I’ve had a rough night,
she had said.
Hell, I’ve had a rough life.
In this story, she dropped him off at home, thanked him for the company, and told him
that she’d finally had it—that she’d fantasized more than once about just getting on the road and driving and driving, leaving and never returning. He hadn’t believed her at the time. It was just one of those things people said to each other in the dead of night, when they’d been drinking and confiding in one another. But, looking back, there was something in her eyes. Determination. Recklessness.
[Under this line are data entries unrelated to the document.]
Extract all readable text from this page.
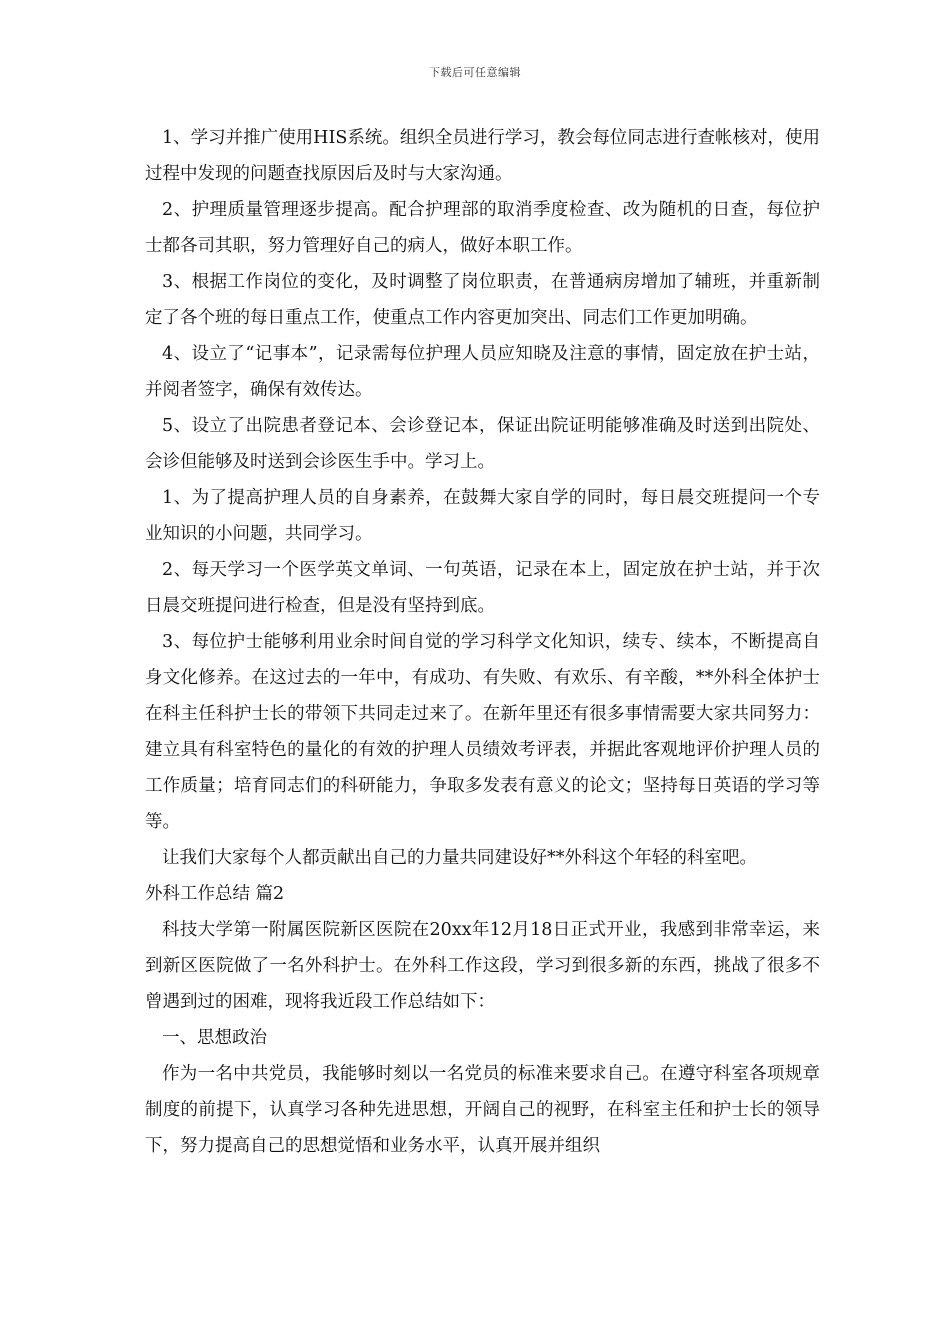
下载后可任意编辑

1、学习并推广使用HIS系统。组织全员进行学习，教会每位同志进行查帐核对，使用过程中发现的问题查找原因后及时与大家沟通。

2、护理质量管理逐步提高。配合护理部的取消季度检查、改为随机的日查，每位护士都各司其职，努力管理好自己的病人，做好本职工作。

3、根据工作岗位的变化，及时调整了岗位职责，在普通病房增加了辅班，并重新制定了各个班的每日重点工作，使重点工作内容更加突出、同志们工作更加明确。

4、设立了“记事本”，记录需每位护理人员应知晓及注意的事情，固定放在护士站，并阅者签字，确保有效传达。

5、设立了出院患者登记本、会诊登记本，保证出院证明能够准确及时送到出院处、会诊但能够及时送到会诊医生手中。学习上。

1、为了提高护理人员的自身素养，在鼓舞大家自学的同时，每日晨交班提问一个专业知识的小问题，共同学习。

2、每天学习一个医学英文单词、一句英语，记录在本上，固定放在护士站，并于次日晨交班提问进行检查，但是没有坚持到底。

3、每位护士能够利用业余时间自觉的学习科学文化知识，续专、续本，不断提高自身文化修养。在这过去的一年中，有成功、有失败、有欢乐、有辛酸，**外科全体护士在科主任科护士长的带领下共同走过来了。在新年里还有很多事情需要大家共同努力：建立具有科室特色的量化的有效的护理人员绩效考评表，并据此客观地评价护理人员的工作质量；培育同志们的科研能力，争取多发表有意义的论文；坚持每日英语的学习等等。

让我们大家每个人都贡献出自己的力量共同建设好**外科这个年轻的科室吧。

外科工作总结 篇2

科技大学第一附属医院新区医院在20xx年12月18日正式开业，我感到非常幸运，来到新区医院做了一名外科护士。在外科工作这段，学习到很多新的东西，挑战了很多不曾遇到过的困难，现将我近段工作总结如下：

一、思想政治

作为一名中共党员，我能够时刻以一名党员的标准来要求自己。在遵守科室各项规章制度的前提下，认真学习各种先进思想，开阔自己的视野，在科室主任和护士长的领导下，努力提高自己的思想觉悟和业务水平，认真开展并组织
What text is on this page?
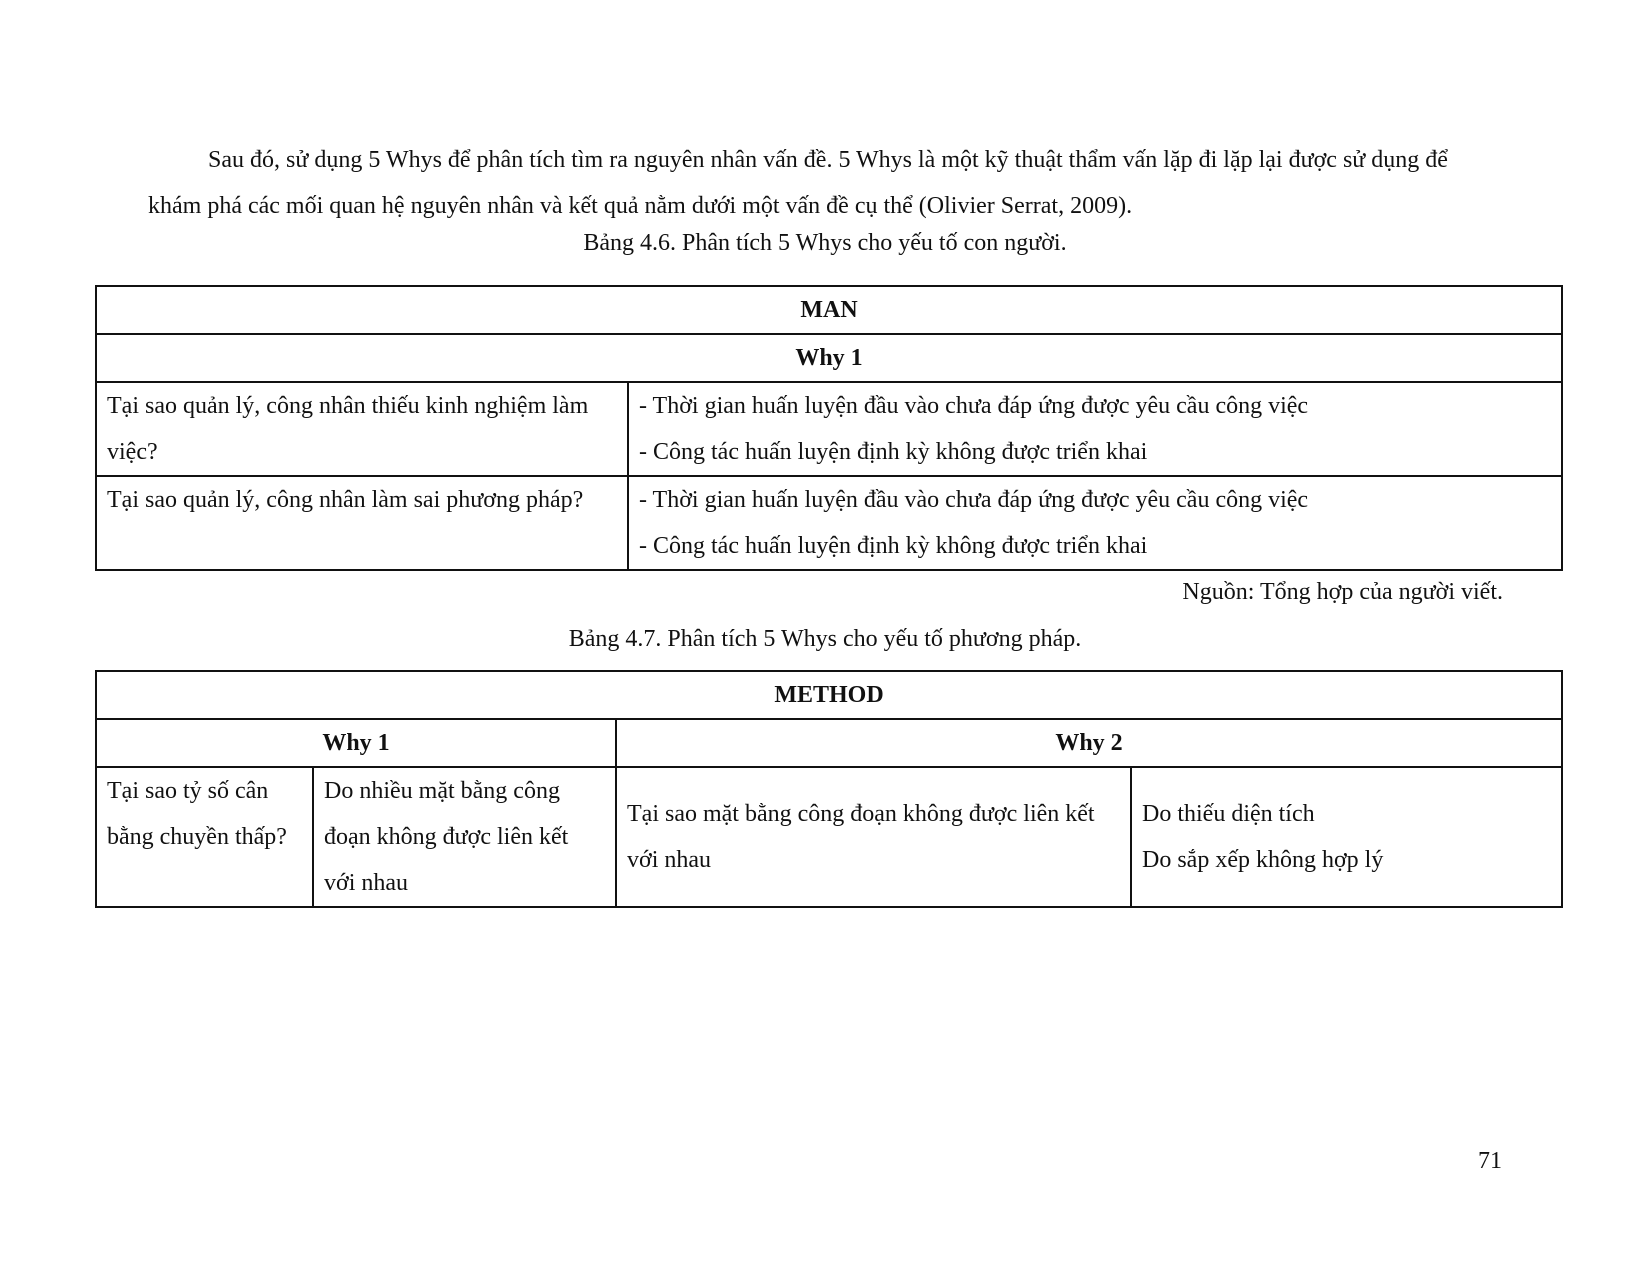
Sau đó, sử dụng 5 Whys để phân tích tìm ra nguyên nhân vấn đề. 5 Whys là một kỹ thuật thẩm vấn lặp đi lặp lại được sử dụng để khám phá các mối quan hệ nguyên nhân và kết quả nằm dưới một vấn đề cụ thể (Olivier Serrat, 2009).

Bảng 4.6. Phân tích 5 Whys cho yếu tố con người.

MAN	
Why 1	
Tại sao quản lý, công nhân thiếu kinh nghiệm làm việc?	- Thời gian huấn luyện đầu vào chưa đáp ứng được yêu cầu công việc
- Công tác huấn luyện định kỳ không được triển khai

Tại sao quản lý, công nhân làm sai phương pháp?	- Thời gian huấn luyện đầu vào chưa đáp ứng được yêu cầu công việc
- Công tác huấn luyện định kỳ không được triển khai

Nguồn: Tổng hợp của người viết.

Bảng 4.7. Phân tích 5 Whys cho yếu tố phương pháp.

METHOD			
Why 1		Why 2	
Tại sao tỷ số cân bằng chuyền thấp?	Do nhiều mặt bằng công đoạn không được liên kết với nhau	Tại sao mặt bằng công đoạn không được liên kết với nhau	Do thiếu diện tích
Do sắp xếp không hợp lý

71
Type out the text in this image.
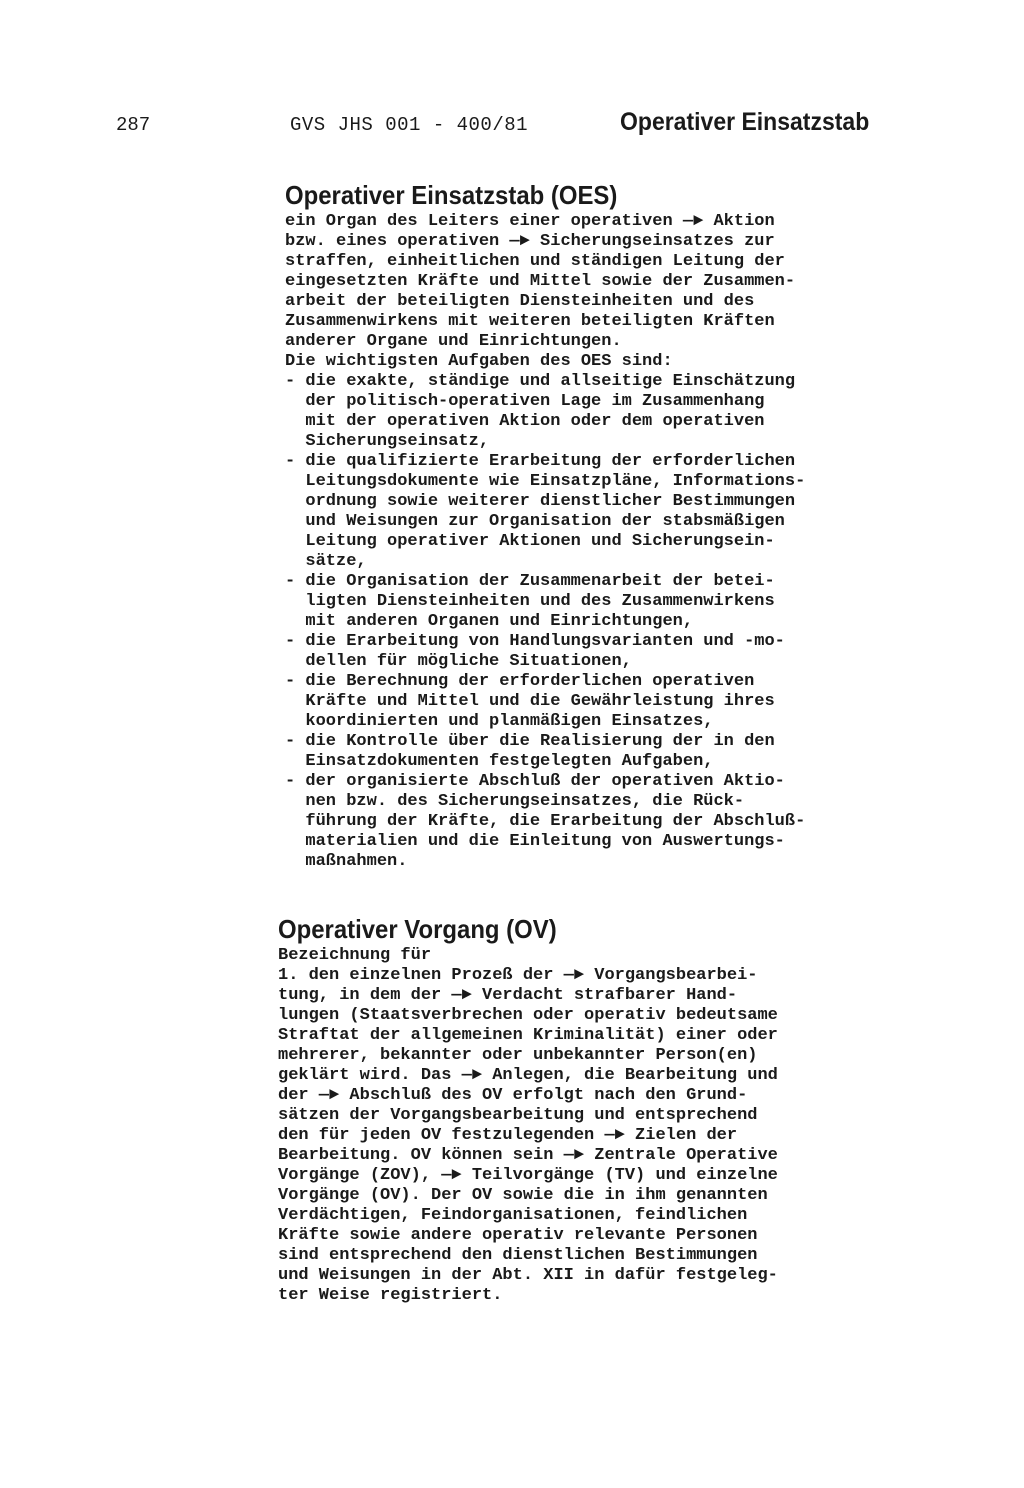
287	GVS JHS 001 - 400/81	Operativer Einsatzstab
Operativer Einsatzstab (OES)

ein Organ des Leiters einer operativen —► Aktion
bzw. eines operativen —► Sicherungseinsatzes zur
straffen, einheitlichen und ständigen Leitung der
eingesetzten Kräfte und Mittel sowie der Zusammen-
arbeit der beteiligten Diensteinheiten und des
Zusammenwirkens mit weiteren beteiligten Kräften
anderer Organe und Einrichtungen.
Die wichtigsten Aufgaben des OES sind:
- die exakte, ständige und allseitige Einschätzung
der politisch-operativen Lage im Zusammenhang
mit der operativen Aktion oder dem operativen
Sicherungseinsatz,
- die qualifizierte Erarbeitung der erforderlichen
Leitungsdokumente wie Einsatzpläne, Informations-
ordnung sowie weiterer dienstlicher Bestimmungen
und Weisungen zur Organisation der stabsmäßigen
Leitung operativer Aktionen und Sicherungsein-
sätze,
- die Organisation der Zusammenarbeit der betei-
ligten Diensteinheiten und des Zusammenwirkens
mit anderen Organen und Einrichtungen,
- die Erarbeitung von Handlungsvarianten und -mo-
dellen für mögliche Situationen,
- die Berechnung der erforderlichen operativen
Kräfte und Mittel und die Gewährleistung ihres
koordinierten und planmäßigen Einsatzes,
- die Kontrolle über die Realisierung der in den
Einsatzdokumenten festgelegten Aufgaben,
- der organisierte Abschluß der operativen Aktio-
nen bzw. des Sicherungseinsatzes, die Rück-
führung der Kräfte, die Erarbeitung der Abschluß-
materialien und die Einleitung von Auswertungs-
maßnahmen.

Operativer Vorgang (OV)

Bezeichnung für
1. den einzelnen Prozeß der —► Vorgangsbearbei-
tung, in dem der —► Verdacht strafbarer Hand-
lungen (Staatsverbrechen oder operativ bedeutsame
Straftat der allgemeinen Kriminalität) einer oder
mehrerer, bekannter oder unbekannter Person(en)
geklärt wird. Das —► Anlegen, die Bearbeitung und
der —► Abschluß des OV erfolgt nach den Grund-
sätzen der Vorgangsbearbeitung und entsprechend
den für jeden OV festzulegenden —► Zielen der
Bearbeitung. OV können sein —► Zentrale Operative
Vorgänge (ZOV), —► Teilvorgänge (TV) und einzelne
Vorgänge (OV). Der OV sowie die in ihm genannten
Verdächtigen, Feindorganisationen, feindlichen
Kräfte sowie andere operativ relevante Personen
sind entsprechend den dienstlichen Bestimmungen
und Weisungen in der Abt. XII in dafür festgeleg-
ter Weise registriert.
A part of his mind snagged on the fact of her car, but in the story, the story that he was telling himself, he navigated around the inconsistency the way the mind moves through inconsistencies in a dream, always improvising, accommodating, until enough of them pile up that the sleeper is forced to awaken. In the story, she drove off perched on her seat cushion, hand making little waves on the air rushing through her window, and she found happiness somewhere that wasn’t here. The story was for him as much as it was for Sarah, or the police. He needed it to be true. He couldn’t be the man he thought he was if it wasn’t.